KEINEN (1845-1924). Keinen kachō gafu. (Sold)

KEINEN (1845-1924). Keinen kachō gafu. (Sold)

Artist: Imao Keinen (1845-1924)
Title: Keinen kachō gafu (Album of drawings of flowers and birds by Keinen).
 Four volumes, complete.
Description: Keinen kachō gafu is the most famous Japanese book of birds and flowers of the Meiji Period. Each volume is associated to a season. This work is linked to the world of Japanese textile and it was a design source for the kimono decoration and embroidery. The book was commissioned by Nishimura Sōzaemon (1855-1935), a major producer and trader in Kyōto specializing in embroidery and hand-painted yūzen textiles. A sheet in English that advertised the activity of Sōzaemon was occasionally included in each volume. The style of the illustrations, much influenced by Western art, met with great success in the West and many copies of the book were sold, at the end of the nineteenth century, in the universal exhibitions in Europe and America where Sōzaemon exhibited his textiles. The artist, Imao Keinen, was a famous painter and illustrator specializing in kacho-ga (painting of flowers and birds) that came from a house of costume-design coordinator that served the Mitsui family for generations. Like other artists in Kyōto, Keinen, in addition to his work as a painter, worked for Sōzaemon in the laborious decoration of yūzen fabrics. The Keinen kachō gafu was conceived and realized in close contact with the naturalist Yamamoto Akio and with two renowned artisans, the carver Tanaka Jirōkichi and the printer Miki Jinzaburō. The first edition of Keinen kachō gafu was published by Tanaka Jihei, a Kyōto publisher who curated the printing, publication and distribution while the woodblocks ownership was always of Nishimura Sōzaemon. Subsequently, around 1894, the publisher Unsōdō acquired all Tanaka Jihei stock and publication rights and reprinted the work with the original woodblocks, replacing in the colophon the name of Tanaka Jihei with his own.
Date: The first two volumes are dated in the colophon Meiji 24 (1891), the third and fourth Meiji 25 (1892).
Publisher: Nishimura Sozaemon, Tanaka Jihei, Kyōto.

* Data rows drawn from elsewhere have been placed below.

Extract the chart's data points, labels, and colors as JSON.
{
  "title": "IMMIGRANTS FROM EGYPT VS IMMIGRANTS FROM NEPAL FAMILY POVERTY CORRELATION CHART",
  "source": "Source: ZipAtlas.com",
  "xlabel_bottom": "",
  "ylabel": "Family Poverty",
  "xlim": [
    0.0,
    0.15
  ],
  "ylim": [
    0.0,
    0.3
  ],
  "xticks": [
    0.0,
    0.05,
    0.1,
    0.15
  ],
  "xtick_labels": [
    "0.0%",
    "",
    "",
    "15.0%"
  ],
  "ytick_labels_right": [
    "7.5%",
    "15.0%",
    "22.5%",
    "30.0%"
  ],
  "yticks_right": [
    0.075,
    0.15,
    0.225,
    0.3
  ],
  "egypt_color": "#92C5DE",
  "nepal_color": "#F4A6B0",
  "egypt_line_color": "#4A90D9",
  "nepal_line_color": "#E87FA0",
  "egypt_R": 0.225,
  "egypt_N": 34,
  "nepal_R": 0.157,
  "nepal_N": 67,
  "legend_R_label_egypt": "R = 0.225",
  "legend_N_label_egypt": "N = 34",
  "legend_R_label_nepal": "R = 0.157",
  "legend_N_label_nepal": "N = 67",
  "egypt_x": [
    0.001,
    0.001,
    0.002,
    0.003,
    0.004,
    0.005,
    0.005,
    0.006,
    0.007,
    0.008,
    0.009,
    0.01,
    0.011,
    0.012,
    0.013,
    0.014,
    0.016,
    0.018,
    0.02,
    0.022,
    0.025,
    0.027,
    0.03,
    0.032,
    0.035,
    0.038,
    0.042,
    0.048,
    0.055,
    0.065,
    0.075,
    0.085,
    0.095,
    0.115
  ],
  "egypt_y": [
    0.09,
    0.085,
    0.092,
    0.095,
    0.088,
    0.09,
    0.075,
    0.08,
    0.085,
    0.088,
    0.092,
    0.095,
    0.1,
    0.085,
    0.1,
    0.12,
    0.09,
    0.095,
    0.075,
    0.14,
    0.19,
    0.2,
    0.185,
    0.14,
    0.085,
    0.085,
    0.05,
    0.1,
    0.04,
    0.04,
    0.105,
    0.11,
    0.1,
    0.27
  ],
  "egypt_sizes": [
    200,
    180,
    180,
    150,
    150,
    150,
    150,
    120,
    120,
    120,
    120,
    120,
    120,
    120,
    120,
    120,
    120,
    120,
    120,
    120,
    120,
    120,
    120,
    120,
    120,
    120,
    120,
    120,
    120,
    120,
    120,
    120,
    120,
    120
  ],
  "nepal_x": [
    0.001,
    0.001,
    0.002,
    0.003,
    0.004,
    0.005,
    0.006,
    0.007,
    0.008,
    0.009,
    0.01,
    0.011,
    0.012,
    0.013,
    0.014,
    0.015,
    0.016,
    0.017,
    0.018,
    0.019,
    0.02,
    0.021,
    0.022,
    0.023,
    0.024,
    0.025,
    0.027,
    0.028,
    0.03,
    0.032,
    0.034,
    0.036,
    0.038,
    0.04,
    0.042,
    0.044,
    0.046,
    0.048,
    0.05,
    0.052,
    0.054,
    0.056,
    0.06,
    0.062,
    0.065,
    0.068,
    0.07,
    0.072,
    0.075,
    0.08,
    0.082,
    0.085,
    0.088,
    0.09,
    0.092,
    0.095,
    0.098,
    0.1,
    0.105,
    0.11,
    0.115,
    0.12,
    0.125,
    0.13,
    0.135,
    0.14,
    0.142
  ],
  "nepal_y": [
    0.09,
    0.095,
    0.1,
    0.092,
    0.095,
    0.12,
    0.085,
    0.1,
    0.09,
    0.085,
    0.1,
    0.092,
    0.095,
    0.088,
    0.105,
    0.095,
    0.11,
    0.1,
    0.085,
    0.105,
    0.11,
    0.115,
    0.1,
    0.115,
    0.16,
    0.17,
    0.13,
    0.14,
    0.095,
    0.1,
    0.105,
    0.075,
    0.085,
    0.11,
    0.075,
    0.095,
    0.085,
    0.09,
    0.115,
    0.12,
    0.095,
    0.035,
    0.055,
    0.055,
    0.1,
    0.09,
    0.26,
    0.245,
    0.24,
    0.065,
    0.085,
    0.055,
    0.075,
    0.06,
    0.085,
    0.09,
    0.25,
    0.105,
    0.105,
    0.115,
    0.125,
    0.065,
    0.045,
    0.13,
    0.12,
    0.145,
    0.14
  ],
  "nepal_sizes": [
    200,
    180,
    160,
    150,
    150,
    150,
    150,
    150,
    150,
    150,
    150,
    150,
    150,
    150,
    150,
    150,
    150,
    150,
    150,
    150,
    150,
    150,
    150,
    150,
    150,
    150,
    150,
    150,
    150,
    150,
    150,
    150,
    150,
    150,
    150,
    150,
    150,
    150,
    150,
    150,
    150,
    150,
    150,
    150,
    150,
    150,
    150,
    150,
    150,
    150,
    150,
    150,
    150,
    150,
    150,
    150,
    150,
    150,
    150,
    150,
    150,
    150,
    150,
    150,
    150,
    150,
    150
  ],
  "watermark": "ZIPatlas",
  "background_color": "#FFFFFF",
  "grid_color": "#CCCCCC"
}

Block-cutter: Tanaka Jirōkichi. Printer Miki Jinzaburō.

Size: 36,8 x 25,5 cm
Medium: Woodblock color printing.
Literature: Louise Norton Brown, in his work, Block Printing and Book Illustration in Japan, London 1924, erroneously reports as the date of the first edition 1885. In fact, an edition with this date has never been seen and this error is repeated by Bartlett and Shohara, Japanese Botany during the Period of Wood-block Printing, Los Ange- les 1961 and, with the benefit of the doubt, by Jack Hillier, The Art of the Japanese Book, London 1987, p. 969. Regarding Nishimura Sōzaemon and Imao Keinen see McDermott & Pollard, Threads of Silk and Gold. Ornamental Textiles from Meiji Japan, Oxford 2012, p. 42.
Remarks: Vol. One (Spring) 22 single page illustrations and 9 double page.
 Vol.Two (Summer) 24 single page illustrations and 8 double page.
 Vol. Three (Autumn) 34 single page illustrations and 4 double page.
 Vol. Four (Winter) 28 single page illustrations, 4 double page and 1 on four pages.
Conditions: Fine early impression and colour. Complete with original case. The books in fine conditions.